Nawaitu Redaksi
Dugaan Ijasah Palsu Jokowi, Usaha Membunuh Kebenaran & Menutupi Aib

Publik Pertanyakan Ijazah Jokowi(Kolase dari berbagai sumber).
Belakangan ini, ruang publik dibuat begitu gaduh dipicu oleh isu sensitif menyangkut dugaan ijasah palsu presiden ke tujuh Indonesia. Dugaan mengenai keaslian ijazah pendidikan beliau mencuat dan menjadi perbincangan luas di berbagai lini media, baik media sosial maupun media arus utama. Isu ini bukan sekadar menyentuh ranah pribadi, melainkan telah berkembang menjadi polemik politik dan hukum yang menyita perhatian rakyat Indonesia bahkan hingga ke manca negara.
Perdebatan ini memunculkan berbagai spekulasi, opini, hingga aksi hukum yang menuntut klarifikasi dan pembuktian keaslian ijazahnya. Di satu sisi, ada pihak-pihak yang menyuarakan keraguan dan mendesak transparansi, sementara di sisi lain, tak sedikit pula yang menganggap isu ini sebagai bentuk serangan politik pada seorang mantan presiden yang sudah dua kali memimpin Indonesia.
Sebenarnya apa urgensinya mempertanyakan keaslian ijazah seorang pejabat negara seperti ijazah Presiden yang notebene sudah tidak lagi duduk di kursinya?. Bagaimana cara mudah untuk membuktikan kepalsuan atau keaslian ijazahnya ?. Apakah berbelitnya proses pembuktian palsu atau tidaknya ijasah Jokowi mengindikasikan adanya upaya untuk menutupi kebenaran agar mereka yang diduga terlibat bisa mengubur kebenaran secara bersama sama ?
Urgensi Pembuktian
Ada yang berpendapat bahwa tidak perlu lagi mempermasalahkan ijazah Jokowi, mengenai keaslian atau kepalsuannya.
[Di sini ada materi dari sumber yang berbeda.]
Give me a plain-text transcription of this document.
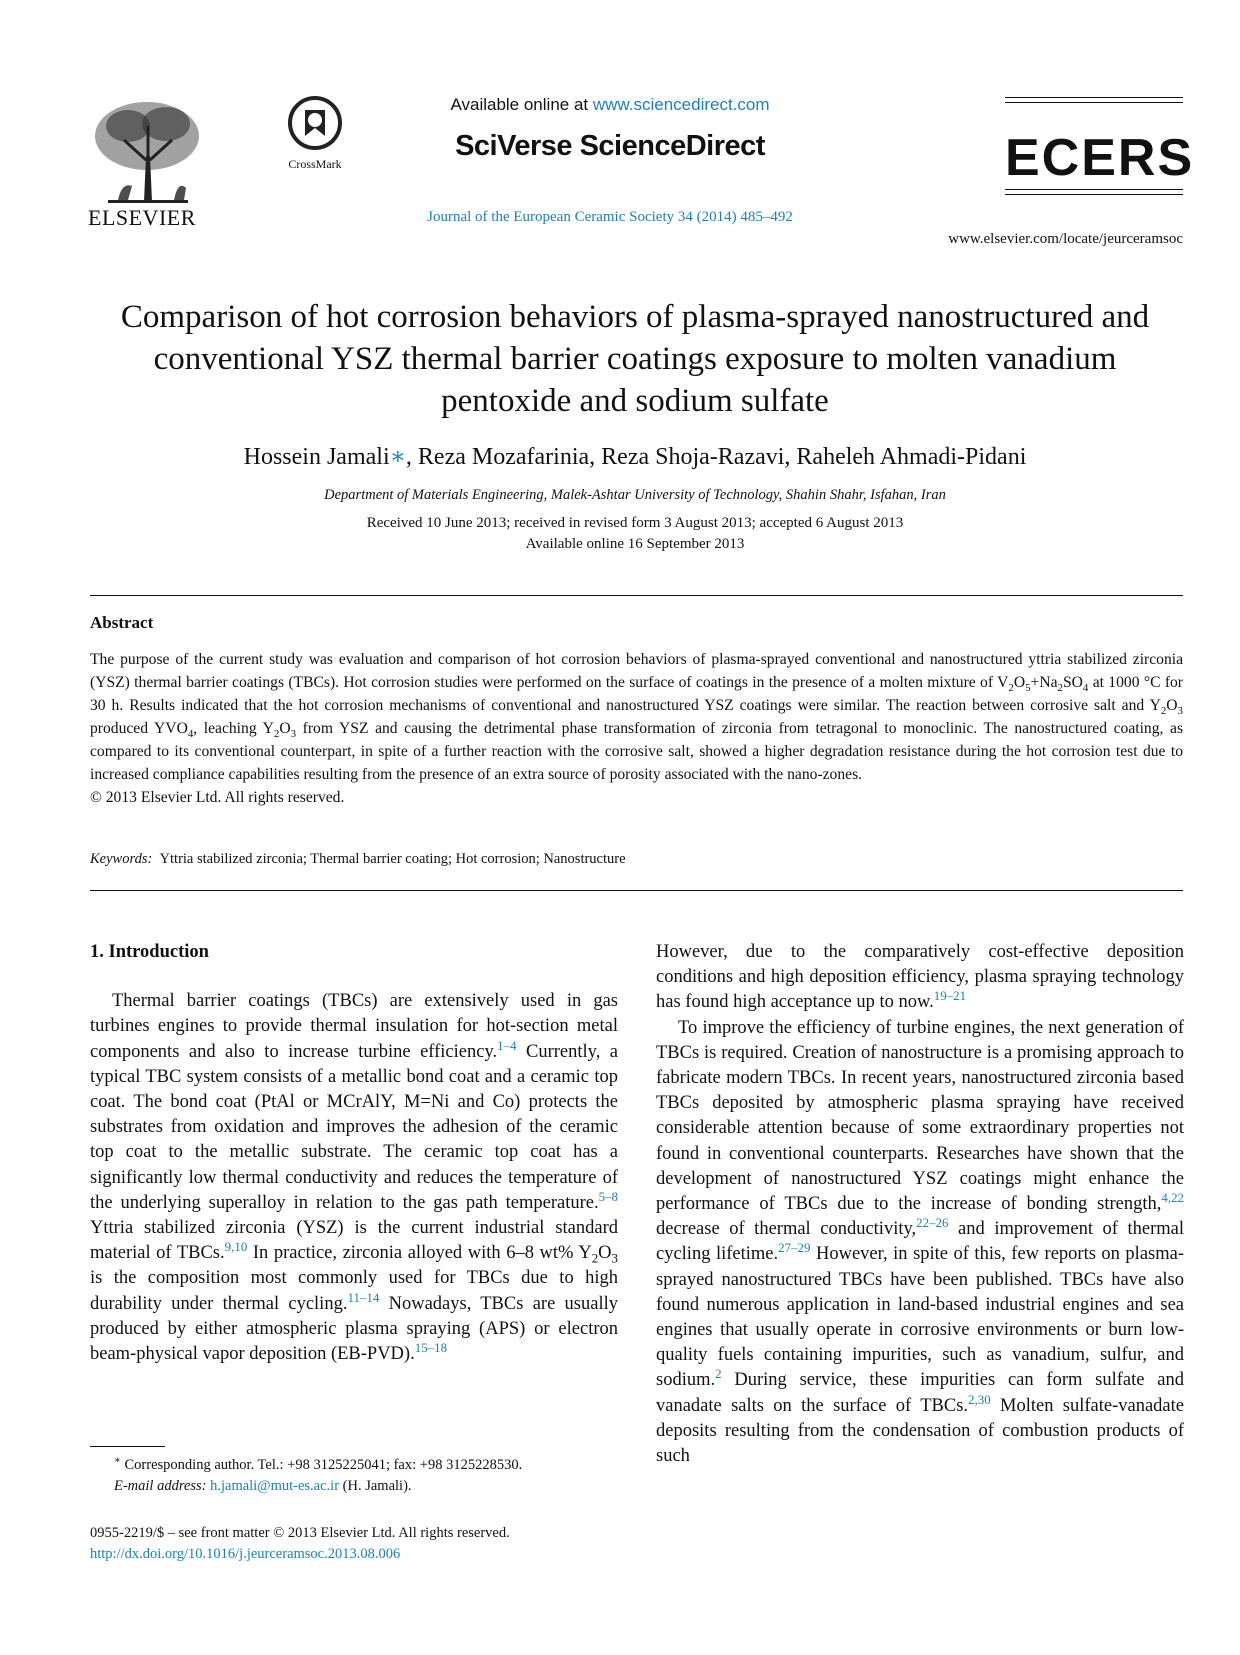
ELSEVIER
CrossMark
Available online at www.sciencedirect.com
SciVerse ScienceDirect
Journal of the European Ceramic Society 34 (2014) 485–492
ECERS
www.elsevier.com/locate/jeurceramsoc
Comparison of hot corrosion behaviors of plasma-sprayed nanostructured and conventional YSZ thermal barrier coatings exposure to molten vanadium pentoxide and sodium sulfate
Hossein Jamali∗, Reza Mozafarinia, Reza Shoja-Razavi, Raheleh Ahmadi-Pidani
Department of Materials Engineering, Malek-Ashtar University of Technology, Shahin Shahr, Isfahan, Iran
Received 10 June 2013; received in revised form 3 August 2013; accepted 6 August 2013
Available online 16 September 2013
Abstract
The purpose of the current study was evaluation and comparison of hot corrosion behaviors of plasma-sprayed conventional and nanostructured yttria stabilized zirconia (YSZ) thermal barrier coatings (TBCs). Hot corrosion studies were performed on the surface of coatings in the presence of a molten mixture of $V_2O_5+Na_2SO_4$ at 1000 °C for 30 h. Results indicated that the hot corrosion mechanisms of conventional and nanostructured YSZ coatings were similar. The reaction between corrosive salt and $Y_2O_3$ produced $YVO_4$, leaching $Y_2O_3$ from YSZ and causing the detrimental phase transformation of zirconia from tetragonal to monoclinic. The nanostructured coating, as compared to its conventional counterpart, in spite of a further reaction with the corrosive salt, showed a higher degradation resistance during the hot corrosion test due to increased compliance capabilities resulting from the presence of an extra source of porosity associated with the nano-zones.
© 2013 Elsevier Ltd. All rights reserved.
Keywords: Yttria stabilized zirconia; Thermal barrier coating; Hot corrosion; Nanostructure
1. Introduction

Thermal barrier coatings (TBCs) are extensively used in gas turbines engines to provide thermal insulation for hot-section metal components and also to increase turbine efficiency.$^{1-4}$ Currently, a typical TBC system consists of a metallic bond coat and a ceramic top coat. The bond coat (PtAl or MCrAlY, M=Ni and Co) protects the substrates from oxidation and improves the adhesion of the ceramic top coat to the metallic substrate. The ceramic top coat has a significantly low thermal conductivity and reduces the temperature of the underlying superalloy in relation to the gas path temperature.$^{5-8}$ Yttria stabilized zirconia (YSZ) is the current industrial standard material of TBCs.$^{9,10}$ In practice, zirconia alloyed with 6–8 wt% $Y_2O_3$ is the composition most commonly used for TBCs due to high durability under thermal cycling.$^{11-14}$ Nowadays, TBCs are usually produced by either atmospheric plasma spraying (APS) or electron beam-physical vapor deposition (EB-PVD).$^{15-18}$

However, due to the comparatively cost-effective deposition conditions and high deposition efficiency, plasma spraying technology has found high acceptance up to now.$^{19-21}$

To improve the efficiency of turbine engines, the next generation of TBCs is required. Creation of nanostructure is a promising approach to fabricate modern TBCs. In recent years, nanostructured zirconia based TBCs deposited by atmospheric plasma spraying have received considerable attention because of some extraordinary properties not found in conventional counterparts. Researches have shown that the development of nanostructured YSZ coatings might enhance the performance of TBCs due to the increase of bonding strength,$^{4,22}$ decrease of thermal conductivity,$^{22-26}$ and improvement of thermal cycling lifetime.$^{27-29}$ However, in spite of this, few reports on plasma-sprayed nanostructured TBCs have been published. TBCs have also found numerous application in land-based industrial engines and sea engines that usually operate in corrosive environments or burn low-quality fuels containing impurities, such as vanadium, sulfur, and sodium.$^2$ During service, these impurities can form sulfate and vanadate salts on the surface of TBCs.$^{2,30}$ Molten sulfate-vanadate deposits resulting from the condensation of combustion products of such

∗ Corresponding author. Tel.: +98 3125225041; fax: +98 3125228530.
E-mail address: h.jamali@mut-es.ac.ir (H. Jamali).
0955-2219/$ – see front matter © 2013 Elsevier Ltd. All rights reserved.
http://dx.doi.org/10.1016/j.jeurceramsoc.2013.08.006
Karena toh Jokowi sudah tidak lagi menjadi presiden sehingga hanya akan buang buang energi saja. “Sementara urusan bangsa yang lain masih banyak buat apa menyoal ijazah Jokowi ?:hanya buang buang waktu saja”, begitu katanya.
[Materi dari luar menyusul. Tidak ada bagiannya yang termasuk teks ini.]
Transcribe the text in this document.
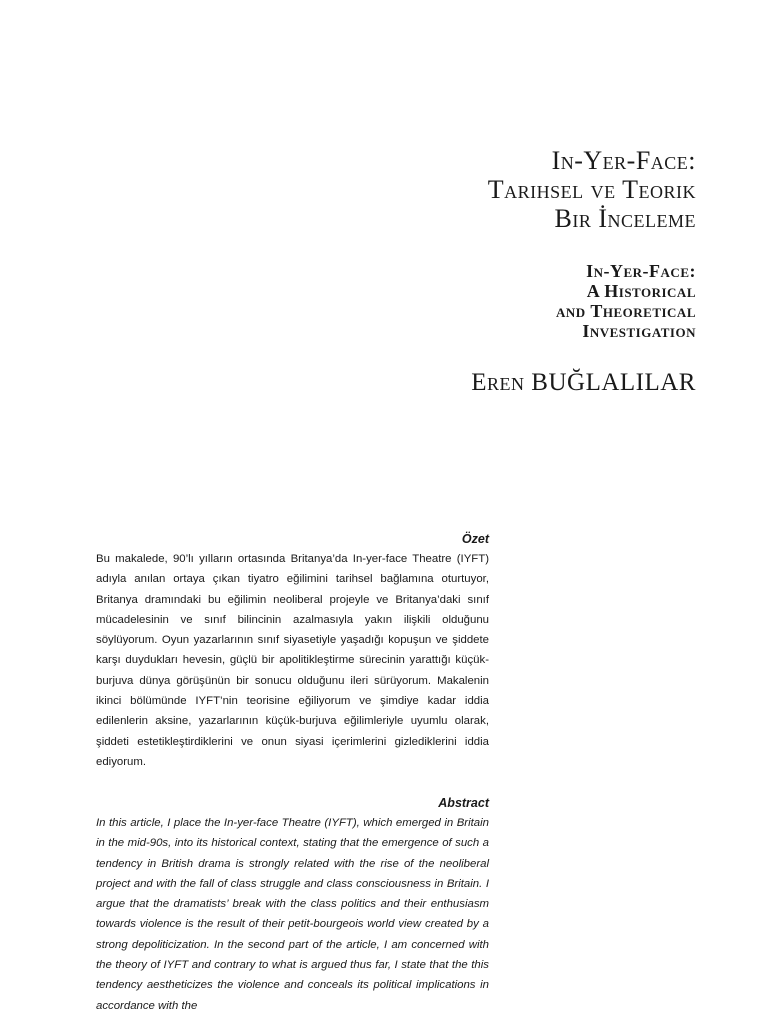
In-Yer-Face:
Tarihsel ve Teorik
Bir İnceleme
In-Yer-Face:
A Historical
and Theoretical
Investigation
Eren BUĞLALILAR
Özet

Bu makalede, 90’lı yılların ortasında Britanya’da In-yer-face Theatre (IYFT) adıyla anılan ortaya çıkan tiyatro eğilimini tarihsel bağlamına oturtuyor, Britanya dramındaki bu eğilimin neoliberal projeyle ve Britanya’daki sınıf mücadelesinin ve sınıf bilincinin azalmasıyla yakın ilişkili olduğunu söylüyorum. Oyun yazarlarının sınıf siyasetiyle yaşadığı kopuşun ve şiddete karşı duydukları hevesin, güçlü bir apolitikleştirme sürecinin yarattığı küçük-burjuva dünya görüşünün bir sonucu olduğunu ileri sürüyorum. Makalenin ikinci bölümünde IYFT’nin teorisine eğiliyorum ve şimdiye kadar iddia edilenlerin aksine, yazarlarının küçük-burjuva eğilimleriyle uyumlu olarak, şiddeti estetikleştirdiklerini ve onun siyasi içerimlerini gizlediklerini iddia ediyorum.

Abstract

In this article, I place the In-yer-face Theatre (IYFT), which emerged in Britain in the mid-90s, into its historical context, stating that the emergence of such a tendency in British drama is strongly related with the rise of the neoliberal project and with the fall of class struggle and class consciousness in Britain. I argue that the dramatists’ break with the class politics and their enthusiasm towards violence is the result of their petit-bourgeois world view created by a strong depoliticization. In the second part of the article, I am concerned with the theory of IYFT and contrary to what is argued thus far, I state that the this tendency aestheticizes the violence and conceals its political implications in accordance with the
Orang lupa bahwa mempertanyakan keaslian ijazah Jokowi secara ilmiah sangat penting dalam konteks etika, hukum, dan integritas kelembagaan suatu negara. Berikut beberapa alasan yang bisa dijadikan dasarnya :
Pertama, Preseden Etika dan Moral dalam Demokrasi.Dalam sistem demokrasi yang sehat, kepercayaan publik terhadap para pemimpin tidak hanya dibangun dari kebijakan yang mereka hasilkan, tetapi juga dari integritas pribadi yang mereka tunjukkan. Salah satu simbol penting dari integritas tersebut adalah keaslian dokumen-dokumen pribadi, termasuk ijazah pendidikan. Oleh karena itu, mempertanyakan keaslian ijazah Presiden Joko Widodo bukan sekadar tindakan politis, melainkan bagian dari upaya menjaga etika dan moral kepemimpinan dalam tatanan demokrasi.
Dalam ilmu politik dan etika publik, keaslian ijazah mencerminkan dua hal penting: kejujuran pribadi dan integritas moral. Bila terdapat indikasi bahwa dokumen tersebut tidak autentik, maka hal ini tidak bisa dianggap sepele.
Sebab, integritas pemimpin merupakan fondasi utama dari legitimasi setiap kebijakan yang mereka ambil. Ketika seorang pemimpin berada dalam posisi kekuasaan tertinggi, wajar jika masyarakat menuntut kejelasan atas catatan etisnya. Jika keaslian ijazah dipertanyakan secara serius, maka perlu dilakukan evaluasi menyeluruh terhadap rekam jejak etika selama masa jabatannya. Bukan untuk menjatuhkan, tetapi demi menjaga kepercayaan publik terhadap sistem.
Lebih jauh, mempertanyakan dan memverifikasi dokumen penting seperti ijazah menciptakan preseden yang sehat bagi calon pejabat di masa depan. Standar integritas harus ditegakkan secara konsisten. Jika masyarakat dan lembaga negara membiarkan keraguan ini tanpa tanggapan serius, maka akan tercipta celah yang bisa dimanfaatkan oleh aktor-aktor politik lain di masa mendatang untuk memanipulasi data atau membentuk citra yang tidak sesuai kenyataan. Ini adalah soal tanggung jawab antargenerasi, memastikan bahwa pejabat publik tidak hanya dipilih karena popularitas, tetapi juga karena transparansi dan kejujuran yang teruji.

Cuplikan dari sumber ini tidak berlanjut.